Marriage is a religious institution and a social construct: Why the hot, young minister at your church won't pursue and/or marry an overweight coke, a wheelchair bound ginger ale, even if she really is a holy, pure and Proverbs 31 woman.


Most pastors would agree with that statement. What does "social construct" mean? That simply means that the rules, norms, and practices are defined and described by society, time, place and culture.

Many Christians disagree with this idea. To quote a guy from The Daily Jolt, another Christian blog: "Marriage is not a social construct. It is an institution ordained by God, initiated by God and held in sacred esteem by God." Yes, I totally believe that God ordained and designed marriage. I totally believe that it's sacred. Marriage was the first human institution that God ever created. However, marriage is also a social construct.


The fact is, society has a huge influence on rules of marriage. Biblically and otherwise. Let's not kid ourselves. Who we take out on dates, take home to our parents, take to the altar, and take to our (marriage) beds are deeply rooted in our cultural conditioning.

Yes, Christian men should be choosing a Proverbs 31 woman. I hear that preached and spoken about all the time. I know a lot of Christian guys are praying for that. But they also have a have a distinct picture of what this Proverbs 31 woman of their dreams looks like. Take a twentysomething pastor. He probably wouldn't dream of pursuing a relationship with a girl who was 100 pounds overweight, no matter how holy, pure, or Proverbs 31 she would be. As I look around churches in the country, and I see young up and coming pastors, they ALWAYS have fit, traditionally pretty wives. Have you noticed that? That all young pastor's wives all kind of look the same? They all look like the prototype AKAs. There are many Christian guys who would never pursue a relationship with coke, iced tea, ginger ale, physically handicapped, or overweight girl, regardless of how holy, pure, and Proverbs 31 she might be.

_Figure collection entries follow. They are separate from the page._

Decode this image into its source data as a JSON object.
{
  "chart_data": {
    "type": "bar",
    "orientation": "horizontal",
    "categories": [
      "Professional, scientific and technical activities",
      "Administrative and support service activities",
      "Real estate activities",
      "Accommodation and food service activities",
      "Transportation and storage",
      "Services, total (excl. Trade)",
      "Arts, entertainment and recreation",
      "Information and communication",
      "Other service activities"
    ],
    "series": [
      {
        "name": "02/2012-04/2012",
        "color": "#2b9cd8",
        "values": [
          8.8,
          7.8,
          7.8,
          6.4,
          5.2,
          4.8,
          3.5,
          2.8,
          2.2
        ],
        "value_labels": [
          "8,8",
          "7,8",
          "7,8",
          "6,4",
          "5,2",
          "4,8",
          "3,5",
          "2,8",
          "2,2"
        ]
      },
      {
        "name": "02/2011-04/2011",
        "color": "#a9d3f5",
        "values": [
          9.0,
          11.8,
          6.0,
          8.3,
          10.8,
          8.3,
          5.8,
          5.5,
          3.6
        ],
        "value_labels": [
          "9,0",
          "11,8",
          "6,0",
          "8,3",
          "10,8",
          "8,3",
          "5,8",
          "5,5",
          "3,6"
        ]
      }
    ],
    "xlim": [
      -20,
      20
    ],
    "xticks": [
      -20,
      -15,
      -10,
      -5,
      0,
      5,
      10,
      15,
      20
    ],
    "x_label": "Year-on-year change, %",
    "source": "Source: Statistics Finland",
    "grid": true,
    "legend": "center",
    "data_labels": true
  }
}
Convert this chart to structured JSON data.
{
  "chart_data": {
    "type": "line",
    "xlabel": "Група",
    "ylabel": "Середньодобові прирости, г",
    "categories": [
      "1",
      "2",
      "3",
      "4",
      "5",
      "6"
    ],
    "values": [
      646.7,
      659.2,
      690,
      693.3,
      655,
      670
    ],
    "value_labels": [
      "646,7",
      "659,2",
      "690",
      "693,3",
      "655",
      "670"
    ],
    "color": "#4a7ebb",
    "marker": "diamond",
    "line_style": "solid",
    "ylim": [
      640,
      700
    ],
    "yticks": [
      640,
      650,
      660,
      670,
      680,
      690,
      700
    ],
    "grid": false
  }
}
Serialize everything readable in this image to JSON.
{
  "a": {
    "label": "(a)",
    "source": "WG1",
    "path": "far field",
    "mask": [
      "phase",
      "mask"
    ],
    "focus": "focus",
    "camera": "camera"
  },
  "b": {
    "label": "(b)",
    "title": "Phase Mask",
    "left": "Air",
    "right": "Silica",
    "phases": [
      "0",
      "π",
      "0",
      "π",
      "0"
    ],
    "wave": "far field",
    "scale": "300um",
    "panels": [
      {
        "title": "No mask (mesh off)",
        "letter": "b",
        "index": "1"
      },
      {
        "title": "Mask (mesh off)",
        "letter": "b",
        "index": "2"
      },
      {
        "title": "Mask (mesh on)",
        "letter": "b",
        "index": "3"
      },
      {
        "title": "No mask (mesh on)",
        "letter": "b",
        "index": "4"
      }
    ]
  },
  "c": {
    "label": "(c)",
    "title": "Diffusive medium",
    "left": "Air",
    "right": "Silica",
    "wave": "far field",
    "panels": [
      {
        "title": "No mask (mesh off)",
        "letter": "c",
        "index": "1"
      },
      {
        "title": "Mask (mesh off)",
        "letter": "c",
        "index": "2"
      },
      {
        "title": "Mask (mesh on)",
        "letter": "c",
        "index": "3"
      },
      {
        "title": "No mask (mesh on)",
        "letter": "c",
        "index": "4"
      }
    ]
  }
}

Why? Because we choose mates on who we were conditioned to find socially acceptable. Chances are, even if you've grown up in Christian household where you were taught to love all of God's children: tall and short, coke and sprite, slim and large, you probably have a clear list of deal breakers based on how you raised. It's one thing to go to church, or be friends with a certain type of person, but it's an entire different ball game when we talk about being intimate with them, and having children by them. There's a good chance that if you brought a particular type of soda home to your parents, they'd be confused or maybe even disappointed.

My point is, are these sociological preferences that we have godly? Are they based on the Word? I read this one story on the Net about a Christian guy who would only pursue a large-breasted girl, because that was the "desire of his heart" and since he delighted himself the Lord, he was entitled to the desire of his heart. So he'd eliminate all girls below a D cup as incompatible spouses. And he even had a scripture to back up his nonsense. So he was ONLY looking for a Proverbs 31 woman with big boobs. This isn't godly.

SOLUTION:
is to get around, socialize with guys who are praying for someone who looks like you. At my church, given it's demographic and pattern of fiancee/wife selection, I'm not high on the most desired list. In fact, I'm probably near the bottom. I know this. That's not a diss on them. That doesn't make them bad. This doesn't mean I'm not beautiful, or worthy of love. I so am, thankyouverymuch. The guys I'm around at church (I'm guessing)just don't think so. God gave me legs, so I made an effort to GO and socialize with guys who just might find me attractive.





1 comment:

Anonymous said...

I’m proud of you. It's a step in the right direction. The natural structure of any large organized group lends the most favor to the highest on the pyramid. The CEO will preach about cutting costs while awarding his board bonuses. The structure of the church can be the same way. It’s human nature. At some point we have to analyze weather our own agendas are factored into the direction of the group we belong to. All is well for its leaders because their needs are being served while preaching the word. It’s easy for the Sprite Zeros to preach about a restricted pool of mates because they are big fishes in the very small pond they and their potential suitors help create. No one will sleep a minute less worrying about the challenges you personally meet as a minority member. You’re role by default will have been to stay on this path as support staff for those the institution was built to promote. As an outsider, it was always difficult to integrate with my old church, knowing that not only was I a minority but I would be treated different because of cultural differences that are part of our basic Operating Systems. I was very open minded at first but then quickly realized that real life rules applied to even the most Godly of institutions.
I think you will have no problem finding Love, and Marriage in God’s grace. I don’t think you should automatically rule out a man because he is not a devout Christian. There are those waiting for the right woman to nudge them into completely giving their life to Christ. I know because I was one of those guys ;-).You are Pretty, smart and talented and the right man will, without doubt, walk along side you to Gods footsteps.